A theater festival in Klaipeda, Lithuania: Diversity means the future

The “Drama Theater” in the Lithuanian port city of Klaipeda has an eventful theater history behind it. Today, the neoclassical building on Theaterplatz in the historic old town houses stages equipped with the latest technical know-how. For the past seven years, the crew around festival director Tomas Juocys has been shaping contemporary theater discourse with “TheAtrium” festival. “We are moving forward purposefully, at the height of the day, provocatively, challengingly,” says Tomas Juocys. “Our goal is to put Klaipeda firmly on the European theater map as a diverse festival.”

The festival with guest performances from all over the world runs until the end of June. Until the end of May, eleven contemporary plays selected by a seven-person jury from 50 nationwide applications from the ten state theaters and around 150 independent groups were invited to the “Showcase”.

Highest suicide rate

The range of productions presented in the “Drama Theater” is impressive. For example, the festival radically takes up one of the most problematic issues in contemporary Lithuanian society: suicide. Lithuania has the highest suicide rate in Europe. Which may also have something to do with the extensive consumption of alcohol; After 8 p.m., alcoholic beverages are no longer available in supermarkets. Whereas the bars stay open until midnight and are packed.

There was a great interest in “Fragment” based on Chekhov’s “Three Sisters”, a visually stunning production that the Russian exile director Dmitry Krymov worked on collectively in improvisations with the ensemble of the Klaipeda Drama Theater. The proven opponent of the regime Krymov, multiple winner of the highest Russian theater award “Golden Mask”, became the victim of a mysterious apartment fire in New York in 2022 and was in a coma for nine days.

Central to his production: a grotesque inferno of flames, borrowed from the third act of the “Three Sisters”. The Lithuanian actor Darius Meskauskas plays a helpless doctor. Meskauskas castigates the new “Russian fascism” in the person of Putin and praises the “playful” cooperation with Krymov. He feels “alive” and “in harmony with the team”. He gives “empathy” as the leitmotif for the acting profession. He would also like to correspond to this leitmotif as an acting professor in the Lithuanian capital Vilnius.

Meskauskas’ student Jokubas Brazys and a very young ensemble set Chekhov’s “The Seagull” in captivating and depressing scenes for the Vilnius City Theater. For four hours he spelled out almost unbearable experiences of violence, including rape, on an empty stage. He is concerned with “the prison of love,” says the director in an interview. And, yes, one could think of his showcase contribution “also of Russia, of violent Russian attacks or abusive Russian men”.

dissident performances

This connotation runs through the festival, according to director Tomas Juocys. That’s why they invited two Chekhov productions. “These are dissident performances and Chekhov saw himself as a Ukrainian anyway!”

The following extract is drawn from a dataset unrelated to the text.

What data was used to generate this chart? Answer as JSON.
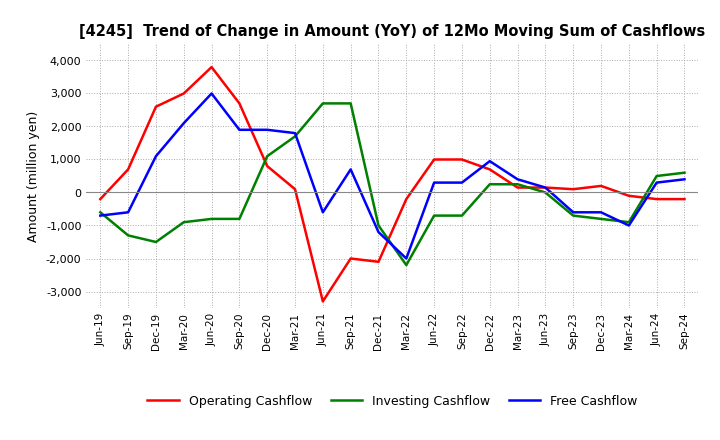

Political clarity is reserved in Klaipeda Pavlo’s aria. The Ukrainian author, actor, director and former chief dramaturge at the Left Bank Theater in Kiev is translating his direct invasion experience into a 14-day war diary from Kiev for the Lithuanian city theater in Alytus: depressing, at times hysterical, with reference to the unbearable murderous images from Bucha. During the final applause, he wrapped himself in the Ukrainian flag. But his game was received quite coolly in Klaipeda, a city in which less Ukrainian expressions of solidarity can be felt in words and pictures than, for example, in the Lithuanian capital Vilnius.

MeToo in Lithuania

And something else played a strong role this year in Klaipeda: MeToo and how it is dealt with in Lithuania. In “The Silence of the Sirens” the young Lithuanian director Laura Kutkaltè and her all-female ensemble accumulate experiences of abuse by female performers on stage and behind it.

According to the actresses, their self-empowerment opera reflects “how irrelevant the subject has become in Lithuania after a brief outcry of indignation”. At the “Fast Forward” guest performance in Dresden, the ensemble was honored and celebrated with standing ovations lasting several minutes.

In Klaipeda, after the performance, the agenda was discussed. But the young performers are full of energy and they empathically believe “that contemporary Lithuanian theater can have an effect on society”.